Having been around for many centuries, prosthetics and artificial limbs have significantly made their mark in the medical industry, making an impact on millions of injured and disabled peoples’ lives. What if we were able to extend this technology to not just limbs, but to the internal parts of our bodies as well? Currently, there are 107, 000 Americans on the wait list for a lifesaving organ and around 17 people die per day waiting for an organ that they are not able to gain access to. Although they are not available to the mid majority of people just yet, artificial organs have the potential to completely transform the implant industry and make their impact in countless lives across the world.
Essentially, artificial organs are human-made organs that are put in place of natural organs and are implemented in bodies to replicate the functionality that a natural organ in that place would serve. From artificial kidneys to artificial hearts, new technology has allowed for nearly any sort of organ or organ-like structure to be produced.
New medical advances have allowed for the development of artificial organs through two main ways: growth and 3D printing.
1. 3D Bio-printing
The first, arguably more ethical, development of these organs is 3D printing, referred to as 3D Bio-printing in the medical industry, with the use of what is known as bio-ink, developed by University of British Colombia engineers. Bio-ink, which consists of biomaterials and living cells (for example, gelatin, hyaluronic acid, silk proteins, and elastin) is used by the bioprinter to construct 3D tissues and organ-like structures using a digital blueprint.
2. Stem Cells
The second, and more ethically controversial way, artificial organs are grown through stem cells, which are special human cells that have the possibility to develop into different types of other cells and serve their function. Engineering these stem cells to serve the function that you want them to depends on a lot of factors in which you grow them, including temperature, pH, hormones, and exposing them to the environment inside the body that they would experience as the organ they are being grown to function as.
“Engineered arteries need to experience pulses of pressure that simulate the blood that normally pumps through them. Engineered muscle needs to be stretched. Engineered lungs need to feel a regular flow of air. “Every cell has the right genetic information to create the organ. You just need to put them in the right environment,” says Atala.”Will we ever… grow synthetic organs in the lab?
Due to safety concerns and the fact that they haven’t been experimented with, in humans especially, to far extents, artificial organs are not available to a majority of those in need of organs for transplants. Integrating artificial organs in humans has been limited, although a few exceptions to that would include patients who have been unsuccessful in other forms of treatment or patients who are in near-death situations. Additionally, scientists have been further testing out this technology on animals and have been implanting organs in them.
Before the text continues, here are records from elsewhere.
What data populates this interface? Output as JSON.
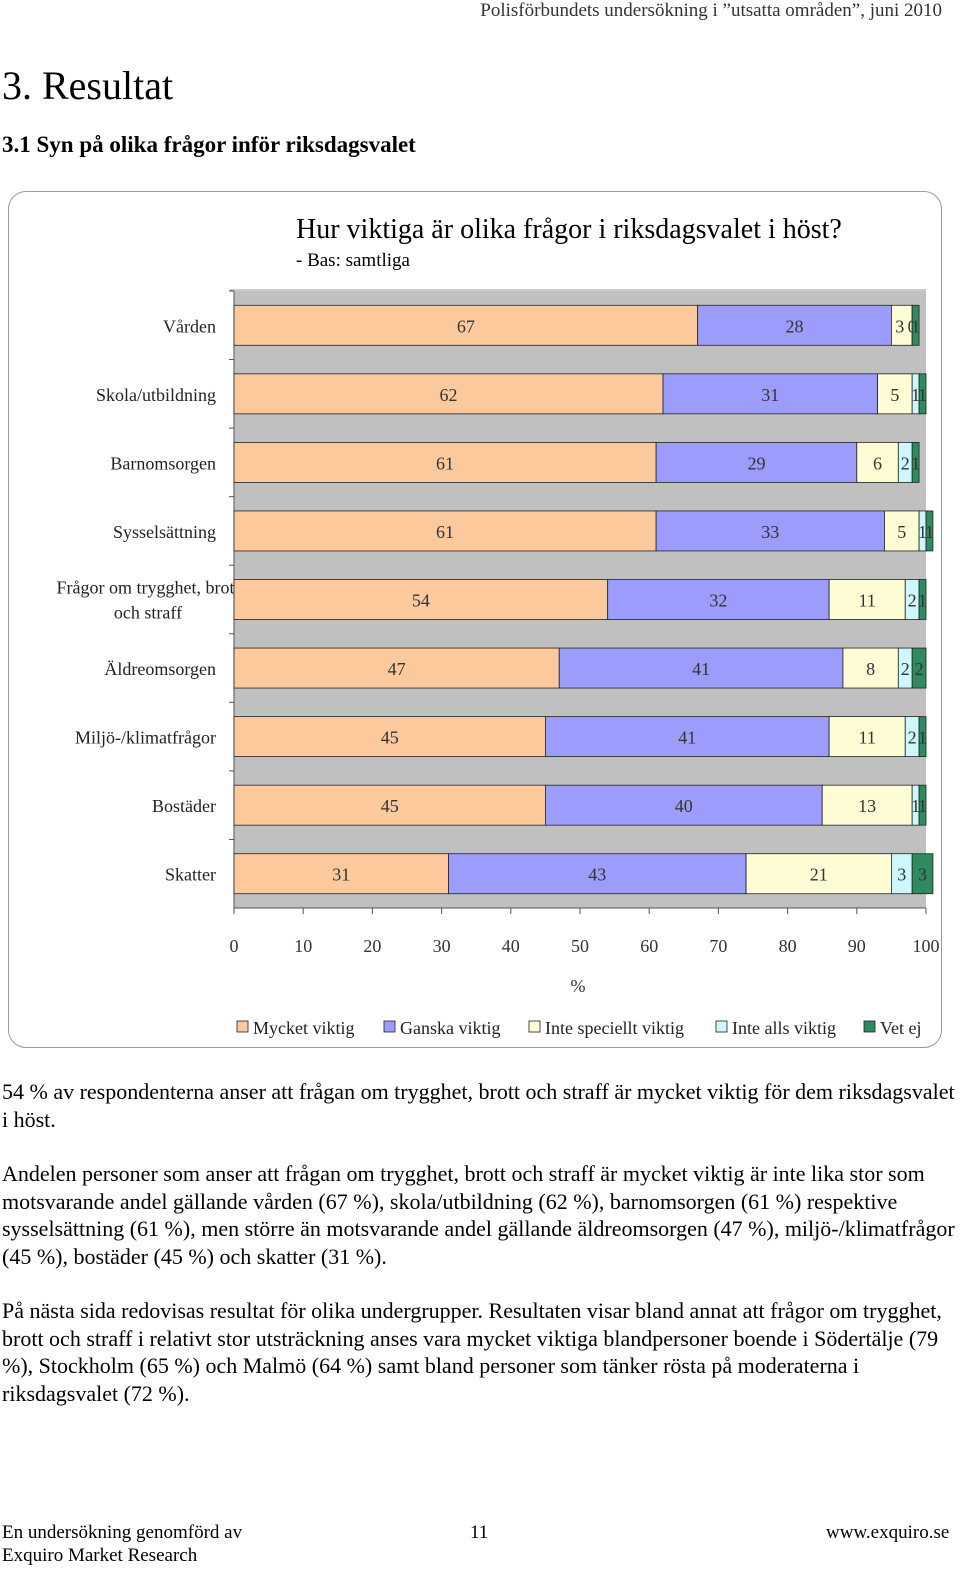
{
  "header": {
    "title": "Polisförbundets undersökning i ”utsatta områden”, juni 2010"
  },
  "section": {
    "title": "3. Resultat",
    "subtitle": "3.1 Syn på olika frågor inför riksdagsvalet"
  },
  "colors": {
    "mycket": "#fbc99c",
    "ganska": "#9c9cfc",
    "inte_speciellt": "#fdfcd4",
    "inte_alls": "#cdf7fa",
    "vet_ej": "#2f8a5f",
    "plot_bg": "#c0c0c0"
  },
  "chart_data": {
    "type": "bar",
    "orientation": "horizontal-stacked",
    "title": "Hur viktiga är olika frågor i riksdagsvalet i höst?",
    "subtitle": "- Bas: samtliga",
    "xlabel": "%",
    "xlim": [
      0,
      100
    ],
    "x_ticks": [
      "0",
      "10",
      "20",
      "30",
      "40",
      "50",
      "60",
      "70",
      "80",
      "90",
      "100"
    ],
    "categories": [
      [
        "Vården"
      ],
      [
        "Skola/utbildning"
      ],
      [
        "Barnomsorgen"
      ],
      [
        "Sysselsättning"
      ],
      [
        "Frågor om trygghet, brott",
        "och straff"
      ],
      [
        "Äldreomsorgen"
      ],
      [
        "Miljö-/klimatfrågor"
      ],
      [
        "Bostäder"
      ],
      [
        "Skatter"
      ]
    ],
    "series": [
      {
        "name": "Mycket viktig",
        "color_key": "mycket",
        "values": [
          67,
          62,
          61,
          61,
          54,
          47,
          45,
          45,
          31
        ]
      },
      {
        "name": "Ganska viktig",
        "color_key": "ganska",
        "values": [
          28,
          31,
          29,
          33,
          32,
          41,
          41,
          40,
          43
        ]
      },
      {
        "name": "Inte speciellt viktig",
        "color_key": "inte_speciellt",
        "values": [
          3,
          5,
          6,
          5,
          11,
          8,
          11,
          13,
          21
        ]
      },
      {
        "name": "Inte alls viktig",
        "color_key": "inte_alls",
        "values": [
          0,
          1,
          2,
          1,
          2,
          2,
          2,
          1,
          3
        ]
      },
      {
        "name": "Vet ej",
        "color_key": "vet_ej",
        "values": [
          1,
          1,
          1,
          1,
          1,
          2,
          1,
          1,
          3
        ]
      }
    ],
    "legend": [
      "Mycket viktig",
      "Ganska viktig",
      "Inte speciellt viktig",
      "Inte alls viktig",
      "Vet ej"
    ],
    "legend_position": "bottom"
  },
  "paragraphs": [
    "54 % av respondenterna anser att frågan om trygghet, brott och straff är mycket viktig för dem riksdagsvalet i höst.",
    "Andelen personer som anser att frågan om trygghet, brott och straff är mycket viktig är inte lika stor som motsvarande andel gällande vården (67 %), skola/utbildning (62 %), barnomsorgen (61 %) respektive sysselsättning (61 %), men större än motsvarande andel gällande äldreomsorgen (47 %), miljö-/klimatfrågor (45 %), bostäder (45 %) och skatter (31 %).",
    "På nästa sida redovisas resultat för olika undergrupper. Resultaten visar bland annat att frågor om trygghet, brott och straff i relativt stor utsträckning anses vara mycket viktiga blandpersoner boende i Södertälje (79 %), Stockholm (65 %) och Malmö (64 %) samt bland personer som tänker rösta på moderaterna i riksdagsvalet (72 %)."
  ],
  "footer": {
    "left_line1": "En undersökning genomförd av",
    "left_line2": "Exquiro Market Research",
    "page_number": "11",
    "url": "www.exquiro.se"
  }
}
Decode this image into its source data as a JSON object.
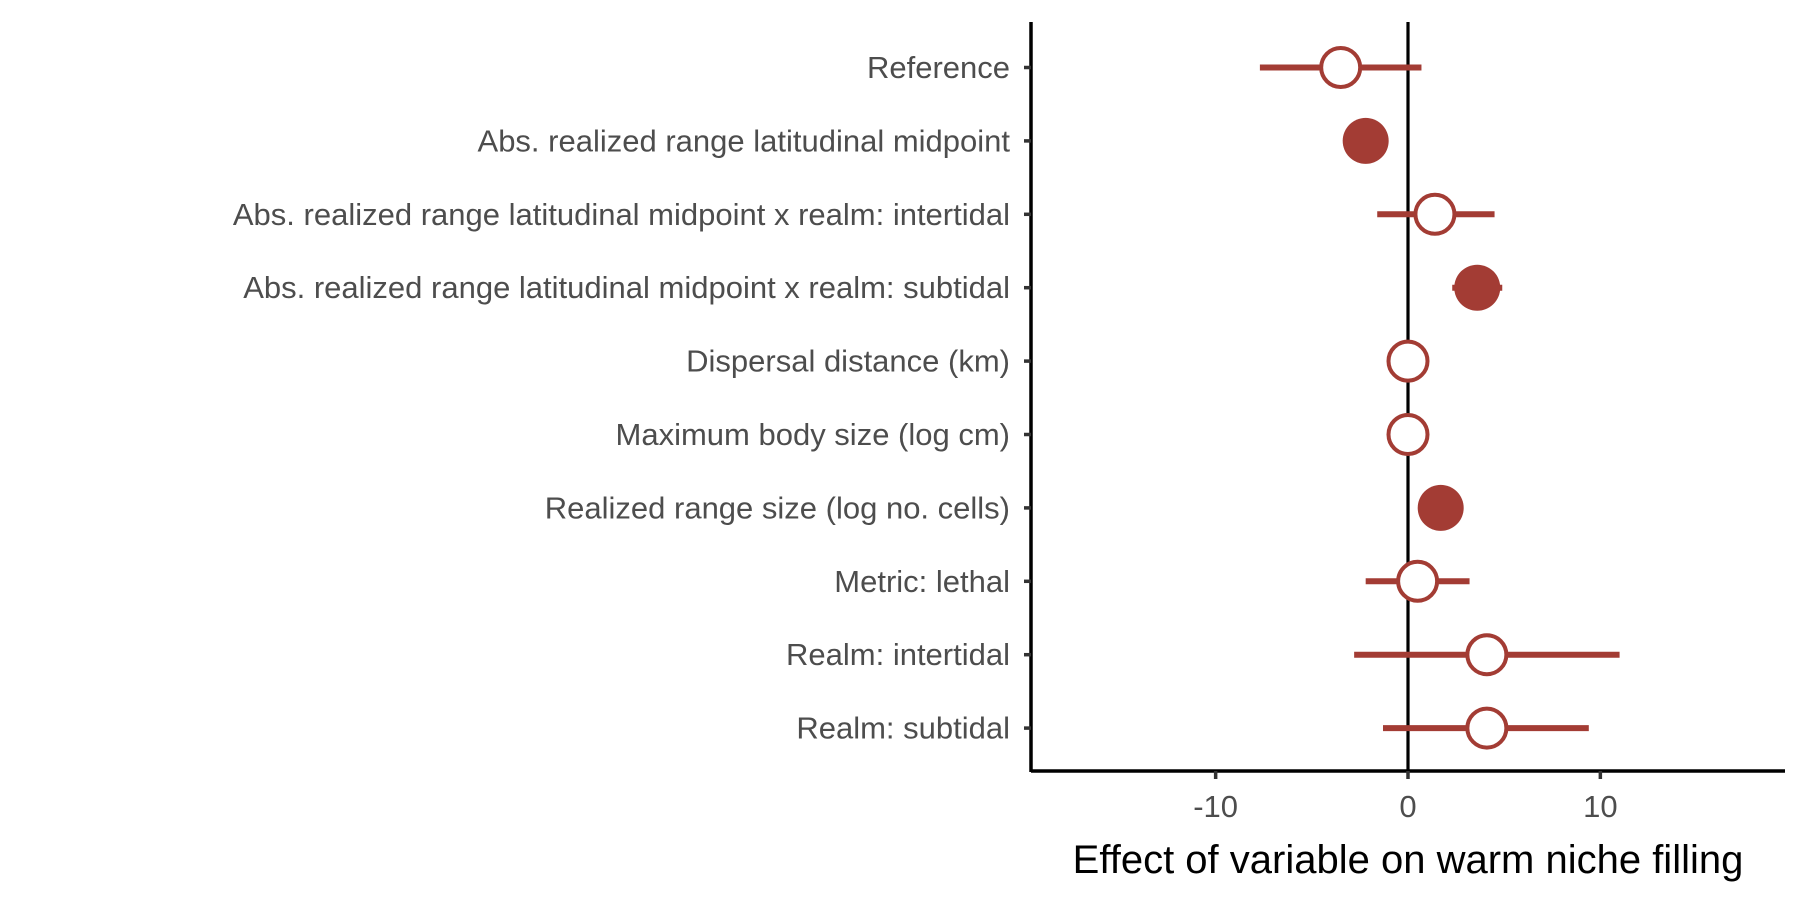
{
  "chart_data": {
    "type": "scatter",
    "subtype": "forest-plot",
    "title": "",
    "xlabel": "Effect of variable on warm niche filling",
    "ylabel": "",
    "xlim": [
      -19.6,
      19.6
    ],
    "xticks": [
      -10,
      0,
      10
    ],
    "xtick_labels": [
      "-10",
      "0",
      "10"
    ],
    "reference_line_x": 0,
    "grid": false,
    "legend": "none",
    "color": "#a33c34",
    "points": [
      {
        "label": "Reference",
        "estimate": -3.5,
        "lower": -7.7,
        "upper": 0.7,
        "significant": false
      },
      {
        "label": "Abs. realized range latitudinal midpoint",
        "estimate": -2.2,
        "lower": -2.4,
        "upper": -2.0,
        "significant": true
      },
      {
        "label": "Abs. realized range latitudinal midpoint  x realm: intertidal",
        "estimate": 1.4,
        "lower": -1.6,
        "upper": 4.5,
        "significant": false
      },
      {
        "label": "Abs. realized range latitudinal midpoint  x realm: subtidal",
        "estimate": 3.6,
        "lower": 2.3,
        "upper": 4.9,
        "significant": true
      },
      {
        "label": "Dispersal distance (km)",
        "estimate": 0.0,
        "lower": -0.2,
        "upper": 0.2,
        "significant": false
      },
      {
        "label": "Maximum body size (log cm)",
        "estimate": 0.0,
        "lower": -0.2,
        "upper": 0.2,
        "significant": false
      },
      {
        "label": "Realized range size (log no. cells)",
        "estimate": 1.7,
        "lower": 1.5,
        "upper": 1.9,
        "significant": true
      },
      {
        "label": "Metric: lethal",
        "estimate": 0.5,
        "lower": -2.2,
        "upper": 3.2,
        "significant": false
      },
      {
        "label": "Realm: intertidal",
        "estimate": 4.1,
        "lower": -2.8,
        "upper": 11.0,
        "significant": false
      },
      {
        "label": "Realm: subtidal",
        "estimate": 4.1,
        "lower": -1.3,
        "upper": 9.4,
        "significant": false
      }
    ]
  }
}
If further testing and development were to go successfully in humans as they are with animals right now, we can expect to see the organ wait list drop substantially in a considerably short time-frame. Taking only around 5–7 weeks to make per organ, millions of patients around the world wouldn’t have to spend 3–5 years waiting desperately for an organ that they need in order to survive. Furthermore, the utilization of stem cells to develop different methods of treatment in various aspects of the medical field opens up a plethora of new opportunities for improved and enhanced healthcare.